Aged-care resident Prue Neidorf has always loved art and clearly remembers a portrait of her mother, drawn in the 1930s by an artist who was visiting Australia at the time.
Mrs Neidorf also has dementia, but you wouldn’t realise it while speaking to her about art.
She has been visiting galleries since she was a child, but it has been her recent visits to the National Gallery of Australia that has inspired talk of more than just the latest in abstract expressionism.
Mrs Neidorf is one of 28 people with dementia from local aged-care homes who view and discuss paintings at the Gallery.
This has also caught the attention of lead researcher and University of Canberra PhD candidate Nathan D’Cunha, who has undertaken research that shows art gallery programs can improve the wellbeing of people living with dementia.
The study monitored participants of the National Gallery of Australia (NGA) Art and Dementia program over six weeks.
Participants’ saliva was tested to determine levels of cortisol – best-known as the main stress hormone – as it plays an important role in regulating mood, the cycle of sleep and wakefulness, and blood pressure, among others. The study is the largest of its kind in the world to measure biomarkers.
Mr D’Cunha said that normal cortisol levels are usually high upon waking, then drop throughout the day and bottom out at bedtime. In people living with dementia, this rhythm is disrupted, resulting in increased frailty, agitation and decreased cognitive performance.
“The waking-to-evening salivary cortisol ratio improved after six weeks of attending the program, and returned to baseline levels at a later follow-up, indicating a more dynamic salivary cortisol rhythm in response to the intervention,” Mr D’Cunha said.
Mr D’Cunha said that while research focusing on a cure for dementia was important, initiatives that improved the quality of life for those living with dementia were just as crucial, particularly around social engagement.
It was reported that post-program, self-reported depressive symptoms decreased, and working memory and verbal fluency improved.
“Six weeks after the study, we asked participants what they remembered of the visits, and almost 50 per cent were able to recall specific aspects of the program,” Mr D’Cunha said. “Ninety-two per cent of those responded that they very much looked forward to the visits to the NGA.
“We believe our results are an important step towards a larger controlled trial which not only asks people living with dementia about their experiences of engaging in regular art discussion but also seeks to understand their physiological responses using non-invasive methods.”
The NGA Art and Dementia Program has been running since 2007, with program producer Adriane Boag at the helm. UC’s research collaboration with the National Gallery into the physiological benefits of the program is expected to continue.

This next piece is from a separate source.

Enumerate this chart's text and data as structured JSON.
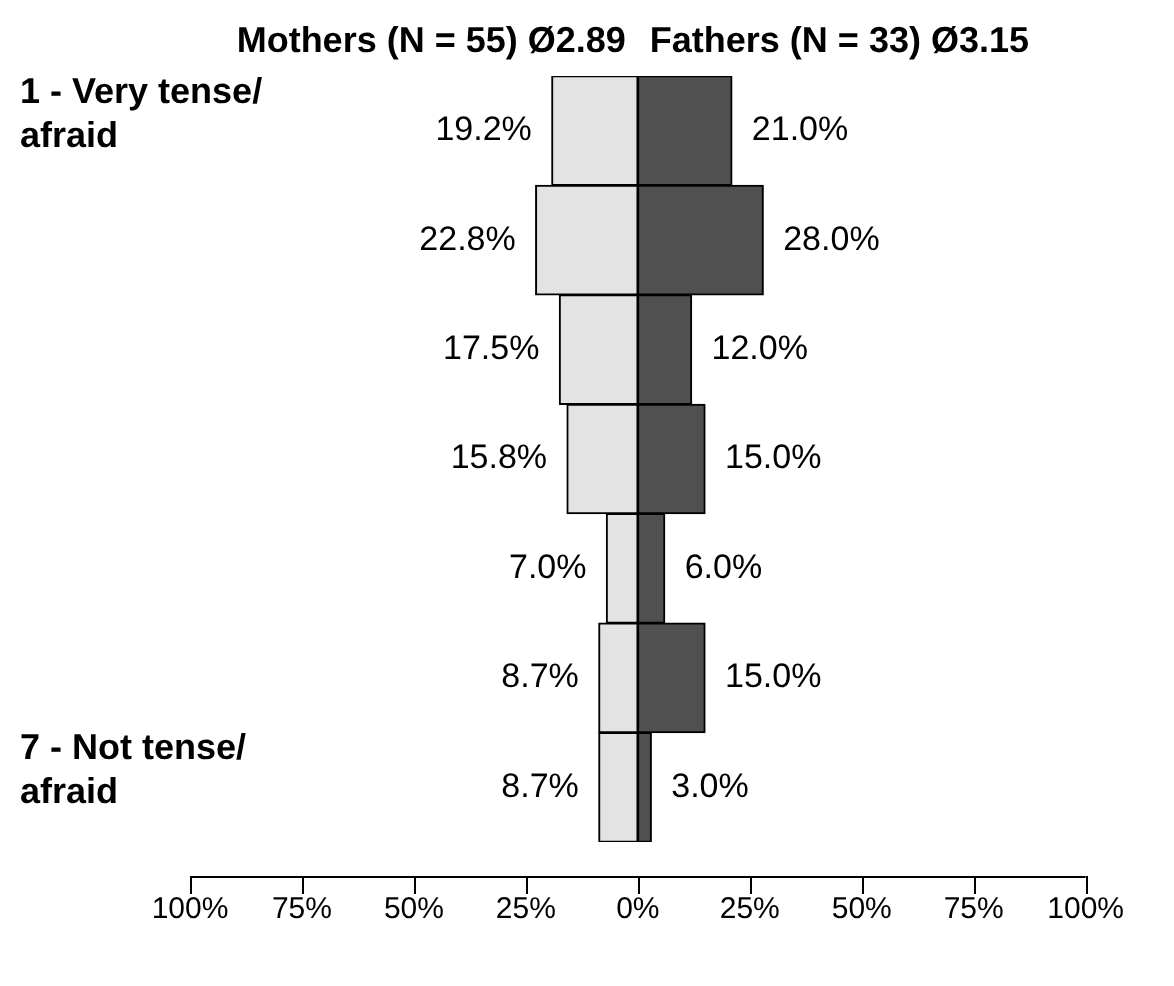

“This research points to the future and supports what art professionals have known – that participating in a program at a gallery has positive effects on mental and physical wellbeing,” Ms Boag said.
Ms Boag said the Art and Dementia Program is significant for their outreach program.
“We have trained 40 galleries around Australia, especially in regional and remote areas. I think the spreading of this work has been really important, not only in this field but also nationally and internationally,” she said.
Prue Neidorf best sums up the feeling she gets when viewing art.
“Looking at art always makes me feel curious. I get bored very quickly if I don’t like something though,” she said.
“Art teaches the brain to look at things differently. If your brain gets a lot of stimuli, the brain and the eyes are happy, but the brain reacts so positively whether the eyes are happy or not.”
Mr D’Cunha will be presenting the findings of this study at the upcoming AAG National Conference and the Gerontological Society of America conference in Austin, Texas.